Falsifiability

A reader writes:

“I take issue with the claim that falsification is essential to a scientific theory. Some theories explain after the fact. There is “inference to the best explanation.”

This is an extraordinary claim for you to make. I look forward to your making a solid argument in favor of the position.

I do not see any logical relation between the denial of falsification and the assertion that some theories explain “after the fact.” I do not know what you mean to convey by the sentence.

As a term of art, ‘after the fact’ or ‘a posteriori’ refers to empirical observation, that is, contingent as opposed to necessary logical relation. The term for necessary relation, that which can be known before the fact, is ‘a priori.’

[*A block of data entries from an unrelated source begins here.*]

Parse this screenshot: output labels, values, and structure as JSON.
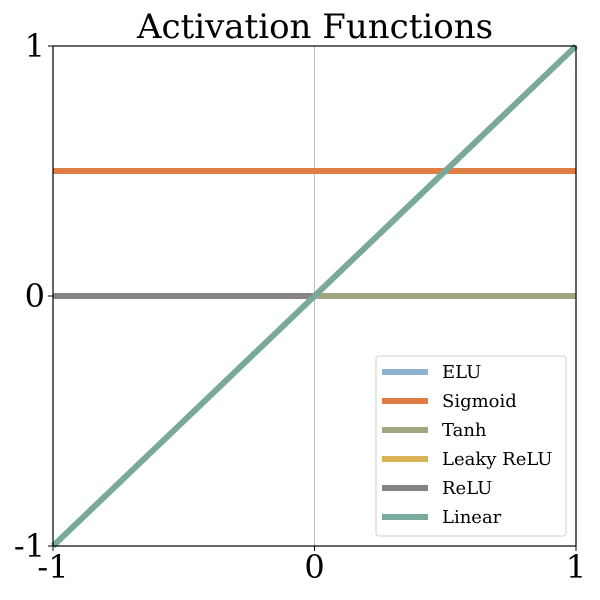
{
  "chart_data": {
    "type": "line",
    "title": "Activation Functions",
    "xlabel": "",
    "ylabel": "",
    "xlim": [
      -1,
      1
    ],
    "ylim": [
      -1,
      1
    ],
    "xticks": [
      {
        "value": -1,
        "label": "-1"
      },
      {
        "value": 0,
        "label": "0"
      },
      {
        "value": 1,
        "label": "1"
      }
    ],
    "yticks": [
      {
        "value": -1,
        "label": "-1"
      },
      {
        "value": 0,
        "label": "0"
      },
      {
        "value": 1,
        "label": "1"
      }
    ],
    "grid": false,
    "zero_line_x": 0,
    "legend_position": "bottom-right",
    "series": [
      {
        "name": "ELU",
        "color": "#8fb3cf",
        "points": [
          [
            -1,
            0
          ],
          [
            0,
            0
          ]
        ]
      },
      {
        "name": "Sigmoid",
        "color": "#e07d45",
        "points": [
          [
            -1,
            0.5
          ],
          [
            1,
            0.5
          ]
        ]
      },
      {
        "name": "Tanh",
        "color": "#9fa57e",
        "points": [
          [
            -1,
            0
          ],
          [
            1,
            0
          ]
        ]
      },
      {
        "name": "Leaky ReLU",
        "color": "#d8b255",
        "points": [
          [
            -1,
            0
          ],
          [
            0,
            0
          ]
        ]
      },
      {
        "name": "ReLU",
        "color": "#8a8384",
        "points": [
          [
            -1,
            0
          ],
          [
            0,
            0
          ]
        ]
      },
      {
        "name": "Linear",
        "color": "#79a89c",
        "points": [
          [
            -1,
            -1
          ],
          [
            1,
            1
          ]
        ]
      }
    ]
  }
}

If you are using the term as a term of art, your statement is saying that some scientific theories are a posteriori. Not only to do I agree, but I would say the statement is inaccurate because it is insufficient: All scientific theories by definition are a posteriori.

I do not know what you mean by ‘inference to the best explanation.’ I am not familiar with the phrase. Are you speaking of circumstantial evidence? Circumstantial evidence still gives a theory, which, if it is science and not metaphysics, is open to being tested by observation and experiment.

Allow me briefly to state the opposing argument you will have to overcome:

Science is empirical. No statement in science is said to be true or false unless there is some empirical confirmation.

Empirical confirmation means confirmed by the senses.

We can only have sense impressions of contingent facts, that is, we can only see things that, had things been another way, could have been another way. The only way to see the color blue is to see that it is blue and not red.

Contingent facts are always dependent on prior conditions. They are never categorically determined. Only things that must be true by definition are categorically determined. The only way to see is by the faculty of eyesight.

Hence, saying “I see a blue flower” is an empirical statement, because the statement “I see a red flower” is not a contradiction in terms. It is logically possible. However, “I see by seeing” is a metaphysical statement, because the statement “I see without seeing” is a paradox, and, assuming the words are being used unambiguously, it is not logically possible. Whoever sees MUST, by definition, see by the faculty called sight.

One need not look to see that one sees by seeing. Even a blind man can see that this is true. No experiment and no observation is needed. No experiment and no observation can disprove it. It is a categorical truth, a metaphysical fact, not an empirical fact.

But whoever sees a bluebell might have seen a rose. He does not know until he looks.

Empirical facts are contingent on prior facts. The egg leads to the bird. No egg, no bird. The cue ball strikes the eight ball and imparts motion to it so that it falls into the side pocket. No cue ball motion, no eight ball motion. But it is not a matter of logical necessity that birds come from eggs, for the Phoenix is born from ashes of a pyre. It is not a matter of logical necessity that the eight ball be struck by the cue ball, for some other ball might have struck it, or the player may have illegally tapped it with his cue stick.

Metaphysical relations, on the other hand, are matters of necessity. I think, therefore I am. If there were no thinker to think, I could not think the thought “I think”. Luck cannot cause the eight ball to fall into the side pocket (even though in common speech we often talk this way) because a ball can only physically move if a physical mover physically moves it. That the motion cannot arise spontaneously is not a matter for empirical confirmation, but of categorical necessity.

If an alleged cause is presented for an event, but there is no imaginable condition under which that cause can be proved not to act, and if there is no other possible cause that can be proved so, even theoretically, then the cause is simply not being presented as a candidate cause. It is a candidate for being a categorical necessity.

By definition, then, no possible empirical test could prove or disprove it. Whatever else science is, even soft sciences like biology, it is not including in non-empirical reasoning.